Whilst I’ve made great progress in some areas like this blog, I haven’t even started running again like I wanted to. That’s why today I’ll be sharing my 5 top tips to get back on track with my resolution, to help others but to also help myself!

Hold yourself accountable

Take a good look at your resolution for the new year. What hasn’t happened? What should have happened for you to be able to start working on it? Reflection and accountability is always an important place to start.

The focus isn’t to make yourself feel guilty about not starting. The intention is to identify what has gone wrong so far, in order to avoid it from happening again in the future. When you take responsibility for your actions, and identify the factors stopping you from starting, you better position yourself going forward.

My personal accountability looks like this: I wanted to start running again, but I haven’t. Why? I haven’t found the time. Is that an excuse or a genuine justification? I think I’m just making excuses for myself. By the time February comes around I will have made some progress.
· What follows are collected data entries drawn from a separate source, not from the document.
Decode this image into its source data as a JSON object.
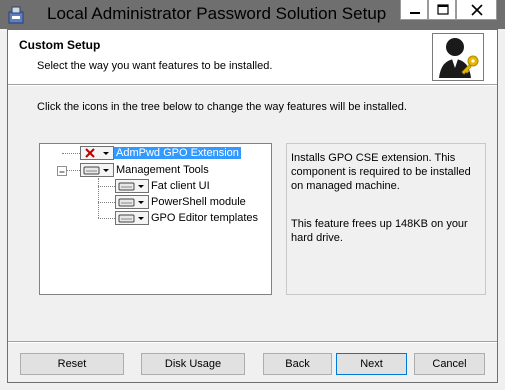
{
  "window": {
    "title": "Local Administrator Password Solution Setup",
    "controls": [
      "minimize-icon",
      "maximize-icon",
      "close-icon"
    ]
  },
  "banner": {
    "title": "Custom Setup",
    "subtitle": "Select the way you want features to be installed."
  },
  "instructions": "Click the icons in the tree below to change the way features will be installed.",
  "tree": {
    "items": [
      {
        "label": "AdmPwd GPO Extension",
        "state_icon": "cross-icon",
        "selected": true
      },
      {
        "label": "Management Tools",
        "state_icon": "drive-icon",
        "expanded": true
      },
      {
        "label": "Fat client UI",
        "state_icon": "drive-icon"
      },
      {
        "label": "PowerShell module",
        "state_icon": "drive-icon"
      },
      {
        "label": "GPO Editor templates",
        "state_icon": "drive-icon"
      }
    ]
  },
  "description": {
    "text": "Installs GPO CSE extension. This component is required to be installed on managed machine.",
    "space": "This feature frees up 148KB on your hard drive."
  },
  "buttons": {
    "reset": "Reset",
    "disk_usage": "Disk Usage",
    "back": "Back",
    "next": "Next",
    "cancel": "Cancel"
  },
  "colors": {
    "titlebar": "#6f6f6f",
    "selection": "#3399ff",
    "error_cross": "#c00000",
    "key_gold": "#e8b800"
  }
}
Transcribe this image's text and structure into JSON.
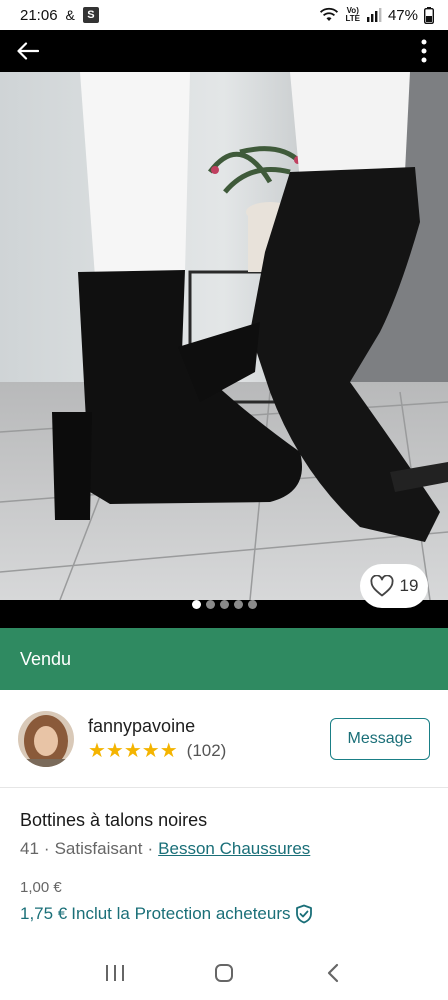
{
  "status_bar": {
    "time": "21:06",
    "amp": "&",
    "s_badge": "S",
    "volte": "Vo)\nLTE",
    "battery": "47%"
  },
  "photo": {
    "likes": "19",
    "dot_count": 5,
    "active_dot": 0
  },
  "status_banner": {
    "label": "Vendu",
    "color": "#2f8a61"
  },
  "seller": {
    "username": "fannypavoine",
    "stars": "★★★★★",
    "rating_count": "(102)",
    "message_label": "Message"
  },
  "item": {
    "title": "Bottines à talons noires",
    "size": "41",
    "sep1": "·",
    "condition": "Satisfaisant",
    "sep2": "·",
    "brand": "Besson Chaussures",
    "price": "1,00 €",
    "total_price": "1,75 €",
    "protection_text": "Inclut la Protection acheteurs"
  },
  "icons": {
    "back": "arrow-left-icon",
    "more": "more-vertical-icon",
    "like": "heart-icon",
    "shield": "shield-check-icon",
    "nav_recent": "recent-apps-icon",
    "nav_home": "home-icon",
    "nav_back": "chevron-left-icon"
  },
  "colors": {
    "accent": "#1a6f78",
    "sold_green": "#2f8a61",
    "star": "#f4b400"
  }
}
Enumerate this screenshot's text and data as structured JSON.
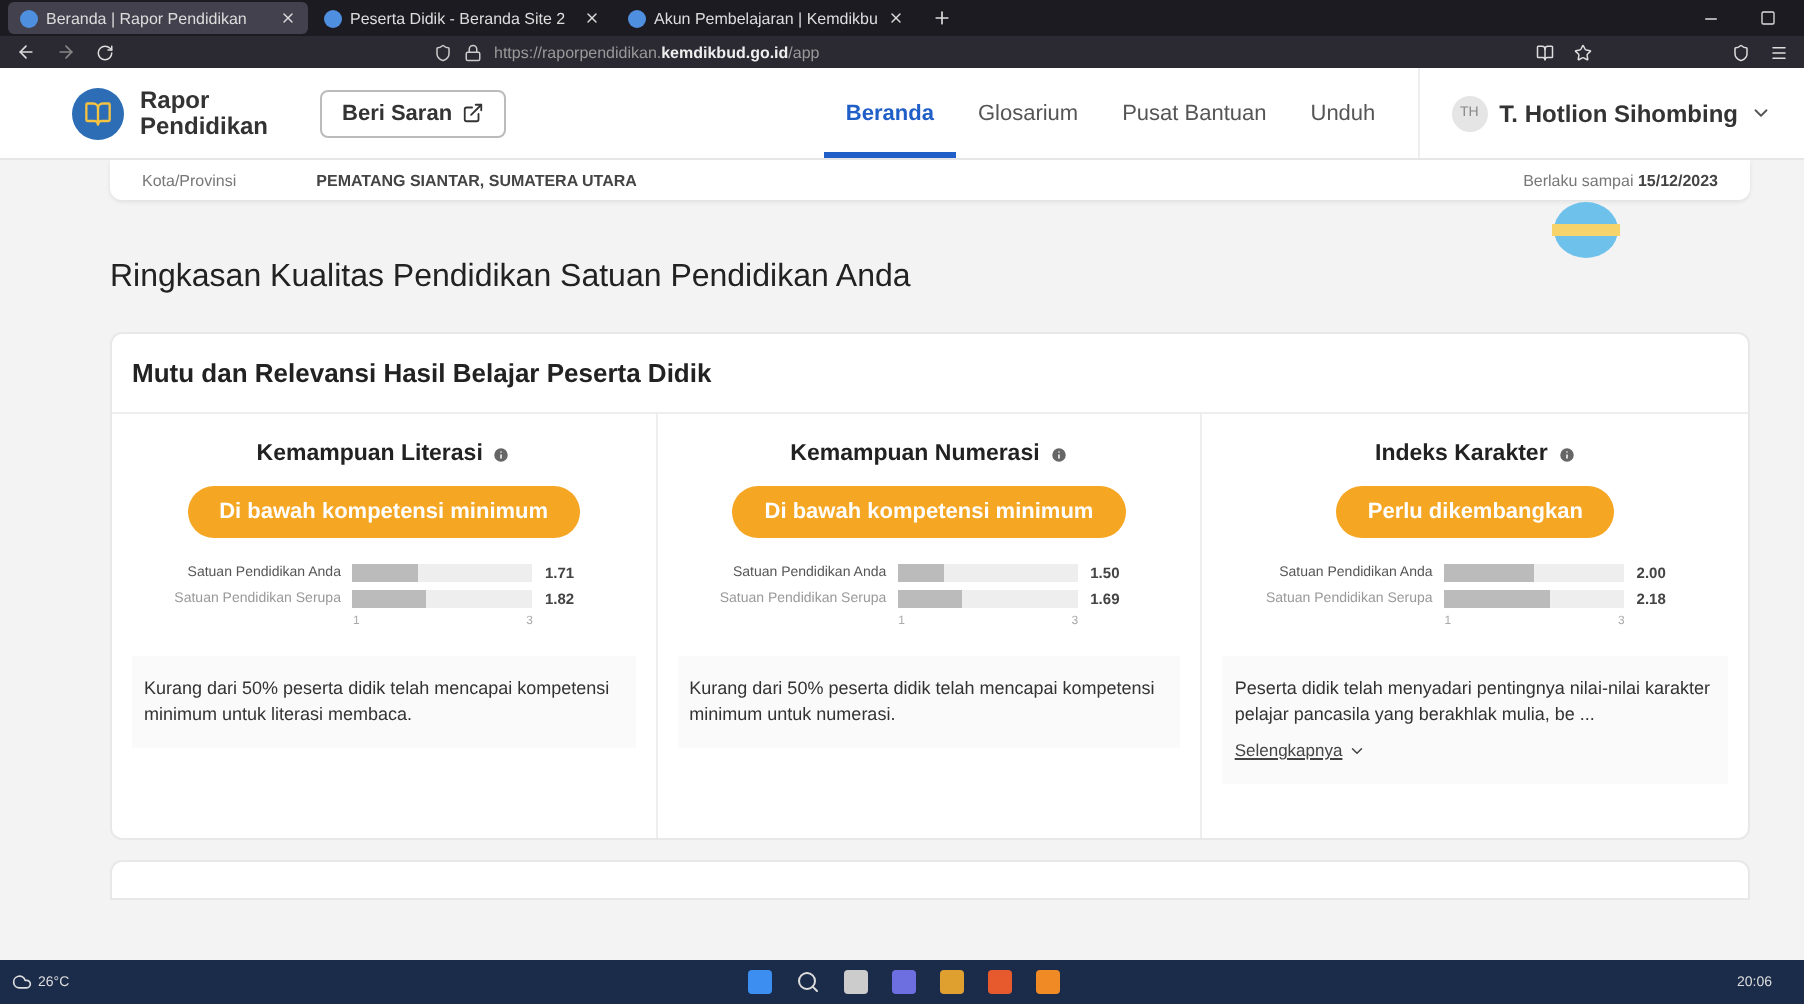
{
  "browser": {
    "tabs": [
      {
        "title": "Beranda | Rapor Pendidikan",
        "selected": true
      },
      {
        "title": "Peserta Didik - Beranda Site 2",
        "selected": false
      },
      {
        "title": "Akun Pembelajaran | Kemdikbu",
        "selected": false
      }
    ],
    "url_prefix": "https://raporpendidikan.",
    "url_domain": "kemdikbud.go.id",
    "url_path": "/app"
  },
  "header": {
    "logo_line1": "Rapor",
    "logo_line2": "Pendidikan",
    "feedback_button": "Beri Saran",
    "nav": [
      {
        "label": "Beranda",
        "selected": true
      },
      {
        "label": "Glosarium",
        "selected": false
      },
      {
        "label": "Pusat Bantuan",
        "selected": false
      },
      {
        "label": "Unduh",
        "selected": false
      }
    ],
    "user_initials": "TH",
    "user_name": "T. Hotlion Sihombing"
  },
  "school_card": {
    "field_label": "Kota/Provinsi",
    "field_value": "PEMATANG SIANTAR, SUMATERA UTARA",
    "validity_label": "Berlaku sampai",
    "validity_date": "15/12/2023"
  },
  "section_title": "Ringkasan Kualitas Pendidikan Satuan Pendidikan Anda",
  "panel": {
    "title": "Mutu dan Relevansi Hasil Belajar Peserta Didik",
    "metrics": [
      {
        "title": "Kemampuan Literasi",
        "status": "Di bawah kompetensi minimum",
        "rows": [
          {
            "label": "Satuan Pendidikan Anda",
            "level": 0.36,
            "value": "1.71"
          },
          {
            "label": "Satuan Pendidikan Serupa",
            "level": 0.41,
            "value": "1.82"
          }
        ],
        "scale_min": "1",
        "scale_max": "3",
        "description": "Kurang dari 50% peserta didik telah mencapai kompetensi minimum untuk literasi membaca."
      },
      {
        "title": "Kemampuan Numerasi",
        "status": "Di bawah kompetensi minimum",
        "rows": [
          {
            "label": "Satuan Pendidikan Anda",
            "level": 0.25,
            "value": "1.50"
          },
          {
            "label": "Satuan Pendidikan Serupa",
            "level": 0.35,
            "value": "1.69"
          }
        ],
        "scale_min": "1",
        "scale_max": "3",
        "description": "Kurang dari 50% peserta didik telah mencapai kompetensi minimum untuk numerasi."
      },
      {
        "title": "Indeks Karakter",
        "status": "Perlu dikembangkan",
        "rows": [
          {
            "label": "Satuan Pendidikan Anda",
            "level": 0.5,
            "value": "2.00"
          },
          {
            "label": "Satuan Pendidikan Serupa",
            "level": 0.59,
            "value": "2.18"
          }
        ],
        "scale_min": "1",
        "scale_max": "3",
        "description": "Peserta didik telah menyadari pentingnya nilai-nilai karakter pelajar pancasila yang berakhlak mulia, be ...",
        "more_link": "Selengkapnya"
      }
    ]
  },
  "taskbar": {
    "temperature": "26°C",
    "time": "20:06"
  }
}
Set realistic goals and targets

Were your initial goals actually achievable? How are you measuring that progress? If you set yourself a goal that is wildly unattainable, then there’s no wonder you fell off track when trying to complete it.

Break your resolution down into smaller, achievable targets. Slow progress is still progress, and will help you to get back into the groove of things. I know first hand that if something didn’t happen straight away, I would often give up. Now I know that that isn’t the way things work, and you need to be realistic about how you’re going to achieve your resolution.
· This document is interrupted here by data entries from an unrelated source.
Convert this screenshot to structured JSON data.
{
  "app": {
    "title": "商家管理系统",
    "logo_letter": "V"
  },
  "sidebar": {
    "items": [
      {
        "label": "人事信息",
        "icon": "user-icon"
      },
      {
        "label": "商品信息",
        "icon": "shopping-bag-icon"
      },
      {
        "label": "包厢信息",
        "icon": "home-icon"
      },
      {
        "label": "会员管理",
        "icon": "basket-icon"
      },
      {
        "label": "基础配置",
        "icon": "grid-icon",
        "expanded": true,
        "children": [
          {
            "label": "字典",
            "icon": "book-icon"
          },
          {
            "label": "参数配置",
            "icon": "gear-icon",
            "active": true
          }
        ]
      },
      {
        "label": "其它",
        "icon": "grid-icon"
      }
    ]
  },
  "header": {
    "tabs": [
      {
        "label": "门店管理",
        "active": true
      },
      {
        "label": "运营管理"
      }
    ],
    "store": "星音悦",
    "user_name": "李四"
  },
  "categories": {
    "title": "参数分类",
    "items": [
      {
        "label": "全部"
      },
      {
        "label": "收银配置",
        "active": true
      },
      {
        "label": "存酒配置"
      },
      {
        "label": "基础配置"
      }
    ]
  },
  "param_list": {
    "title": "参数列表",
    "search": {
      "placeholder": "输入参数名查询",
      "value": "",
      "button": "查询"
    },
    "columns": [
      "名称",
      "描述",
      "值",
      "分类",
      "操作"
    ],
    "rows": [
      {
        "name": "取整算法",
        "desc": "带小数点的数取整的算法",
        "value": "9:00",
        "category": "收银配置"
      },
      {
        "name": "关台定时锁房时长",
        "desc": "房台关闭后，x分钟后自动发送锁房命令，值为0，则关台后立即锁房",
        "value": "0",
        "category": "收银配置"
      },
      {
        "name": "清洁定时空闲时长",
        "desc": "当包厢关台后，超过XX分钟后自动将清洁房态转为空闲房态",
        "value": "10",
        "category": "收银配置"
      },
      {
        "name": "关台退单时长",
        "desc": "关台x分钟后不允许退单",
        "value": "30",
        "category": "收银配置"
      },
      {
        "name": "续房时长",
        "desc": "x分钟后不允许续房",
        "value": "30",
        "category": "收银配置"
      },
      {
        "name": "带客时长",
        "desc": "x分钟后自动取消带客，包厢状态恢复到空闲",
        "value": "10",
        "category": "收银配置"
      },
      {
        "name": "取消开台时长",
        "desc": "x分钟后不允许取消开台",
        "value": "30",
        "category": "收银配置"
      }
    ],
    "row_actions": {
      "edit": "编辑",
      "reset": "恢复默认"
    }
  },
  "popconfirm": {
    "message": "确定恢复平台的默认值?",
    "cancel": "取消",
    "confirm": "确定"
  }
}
For me, that means I’m not going to get up and run 5km straight away. I also know I won’t be able to pick up where I left off on the Couch to 5km app. I will have to go back and try out the earlier runs, until I get back into a pace I can realistically keep up with. Only then will I be able to progress towards running 5km!

Talk to people

Get an outsider’s point of view, because a different perspective can be hugely beneficial. After all the excitement of the festive period, January can notoriously be a bit disheartening and demotivating. There are plenty of us who have felt that way.

Talk to someone and share your experience. You never know, they might have their own ideas to help you, or you can help each other. The sooner you start engaging, the sooner you will start to feel your motivation come back.
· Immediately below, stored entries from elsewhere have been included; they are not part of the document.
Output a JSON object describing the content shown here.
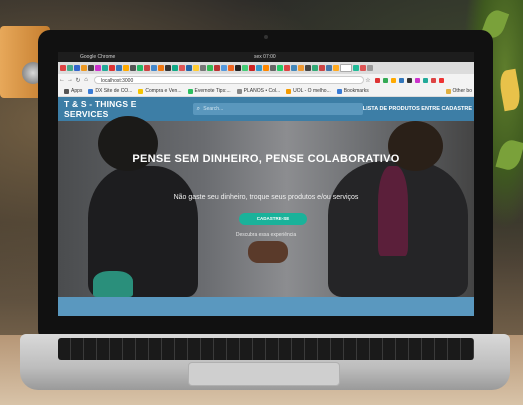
{
  "browser": {
    "app_name": "Google Chrome",
    "clock": "sex 07:00",
    "address": "localhost:3000",
    "bookmarks": [
      "Apps",
      "DX Site de CO...",
      "Compra e Ven...",
      "Evernote Tips:...",
      "PLANOS • Col...",
      "UOL - O melho...",
      "Bookmarks",
      "Other bo"
    ]
  },
  "site": {
    "brand": "T & S - THINGS E SERVICES",
    "search_placeholder": "Search...",
    "nav_link": "LISTA DE PRODUTOS ENTRE CADASTRE",
    "hero": {
      "title": "PENSE SEM DINHEIRO, PENSE COLABORATIVO",
      "subtitle": "Não gaste seu dinheiro, troque seus produtos e/ou serviços",
      "button": "CADASTRE-SE",
      "link": "Descubra essa experiência"
    }
  },
  "colors": {
    "navbar": "#3d7ea6",
    "accent_button": "#1ab29a"
  }
}
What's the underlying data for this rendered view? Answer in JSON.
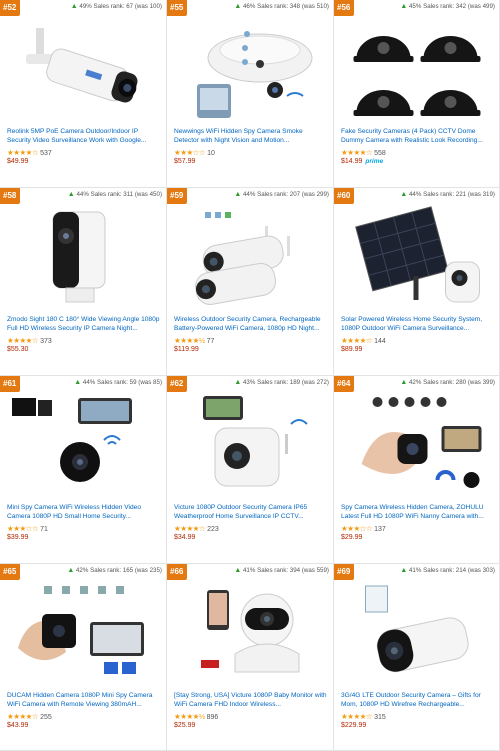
{
  "products": [
    {
      "rank": "#52",
      "change": "49%",
      "sales": "Sales rank: 67 (was 100)",
      "title": "Reolink 5MP PoE Camera Outdoor/Indoor IP Security Video Surveillance Work with Google...",
      "stars": "★★★★☆",
      "reviews": "537",
      "price": "$49.99",
      "icon": "bullet-camera-icon"
    },
    {
      "rank": "#55",
      "change": "46%",
      "sales": "Sales rank: 348 (was 510)",
      "title": "Newwings WiFi Hidden Spy Camera Smoke Detector with Night Vision and Motion...",
      "stars": "★★★☆☆",
      "reviews": "10",
      "price": "$57.99",
      "icon": "smoke-detector-camera-icon"
    },
    {
      "rank": "#56",
      "change": "45%",
      "sales": "Sales rank: 342 (was 499)",
      "title": "Fake Security Cameras (4 Pack) CCTV Dome Dummy Camera with Realistic Look Recording...",
      "stars": "★★★★☆",
      "reviews": "558",
      "price": "$14.99",
      "prime": "prime",
      "icon": "dome-cameras-icon"
    },
    {
      "rank": "#58",
      "change": "44%",
      "sales": "Sales rank: 311 (was 450)",
      "title": "Zmodo Sight 180 C 180° Wide Viewing Angle 1080p Full HD Wireless Security IP Camera Night...",
      "stars": "★★★★☆",
      "reviews": "373",
      "price": "$55.30",
      "icon": "indoor-camera-icon"
    },
    {
      "rank": "#59",
      "change": "44%",
      "sales": "Sales rank: 207 (was 299)",
      "title": "Wireless Outdoor Security Camera, Rechargeable Battery-Powered WiFi Camera, 1080p HD Night...",
      "stars": "★★★★½",
      "reviews": "77",
      "price": "$119.99",
      "icon": "twin-cameras-icon"
    },
    {
      "rank": "#60",
      "change": "44%",
      "sales": "Sales rank: 221 (was 319)",
      "title": "Solar Powered Wireless Home Security System, 1080P Outdoor WiFi Camera Surveillance...",
      "stars": "★★★★☆",
      "reviews": "144",
      "price": "$89.99",
      "icon": "solar-camera-icon"
    },
    {
      "rank": "#61",
      "change": "44%",
      "sales": "Sales rank: 59 (was 85)",
      "title": "Mini Spy Camera WiFi Wireless Hidden Video Camera 1080P HD Small Home Security...",
      "stars": "★★★☆☆",
      "reviews": "71",
      "price": "$39.99",
      "icon": "mini-spy-camera-icon"
    },
    {
      "rank": "#62",
      "change": "43%",
      "sales": "Sales rank: 189 (was 272)",
      "title": "Victure 1080P Outdoor Security Camera IP65 Weatherproof Home Surveillance IP CCTV...",
      "stars": "★★★★☆",
      "reviews": "223",
      "price": "$34.99",
      "icon": "outdoor-camera-icon"
    },
    {
      "rank": "#64",
      "change": "42%",
      "sales": "Sales rank: 280 (was 399)",
      "title": "Spy Camera Wireless Hidden Camera, ZOHULU Latest Full HD 1080P WiFi Nanny Camera with...",
      "stars": "★★★☆☆",
      "reviews": "137",
      "price": "$29.99",
      "icon": "hand-spy-camera-icon"
    },
    {
      "rank": "#65",
      "change": "42%",
      "sales": "Sales rank: 165 (was 235)",
      "title": "DUCAM Hidden Camera 1080P Mini Spy Camera WiFi Camera with Remote Viewing 380mAH...",
      "stars": "★★★★☆",
      "reviews": "255",
      "price": "$43.99",
      "icon": "cube-spy-camera-icon"
    },
    {
      "rank": "#66",
      "change": "41%",
      "sales": "Sales rank: 394 (was 559)",
      "title": "[Stay Strong, USA] Victure 1080P Baby Monitor with WiFi Camera FHD Indoor Wireless...",
      "stars": "★★★★½",
      "reviews": "896",
      "price": "$25.99",
      "icon": "baby-monitor-camera-icon"
    },
    {
      "rank": "#69",
      "change": "41%",
      "sales": "Sales rank: 214 (was 303)",
      "title": "3G/4G LTE Outdoor Security Camera – Gifts for Mom, 1080P HD Wirefree Rechargeable...",
      "stars": "★★★★☆",
      "reviews": "315",
      "price": "$229.99",
      "icon": "lte-camera-icon"
    }
  ],
  "colors": {
    "badge": "#e47911",
    "link": "#0066c0",
    "price": "#b12704",
    "star": "#f39c12",
    "arrow": "#2e9b2e"
  }
}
One reason that prompted me to write this blog was from talking to someone. That someone was my sister, who started the Couch to 5km app this year. Seeing her make progress, and chatting to her about it, has inspired me to get a move on and want to give it another go.

Don’t be afraid

Are you subconsciously holding yourself back? Are you scared of making the changes or improvements that are needed to progress with your resolution?

In my initial 2024 resolutions blog, I’m very clear about how I feel about the ‘new year, new me’ mantra. Your resolution doesn’t have to mean changing something completely, but it should be about improving. And it can be scary. But if you always stick to your comfort zone, you’ll never get anywhere!

So for me, I think I have been scared to start up running again, because I know I will have backtracked my progress. But that’s not a reason to give up, so don’t be afraid. This one links back to setting realistic goals, and know that it’s okay if it doesn’t go right the first time. Or even the second or third!

Make a plan of action

Visualise it and make it happen. We’ve gone through identifying what went wrong, setting more achievable goals, talking to others for motivation, getting over our fears, and so we’re at one last top tip.

Make a plan of action and get started! Be as detailed as possible so you can be accountable with your actions. Say exactly what you’re going to do, and when you want to do it. Write out the steps you need to take and the point you want to achieve them by.

So for the final time this blog, what does that mean for me? I’m going to schedule in my planner the days I’m going to go for a run, at a time that I know I will stick to. I will try the previous runs again until I’m back at a pace I’m comfortable with. February will be the month I get back into it!

How is your new year’s resolution going? Is it time to get it back on track?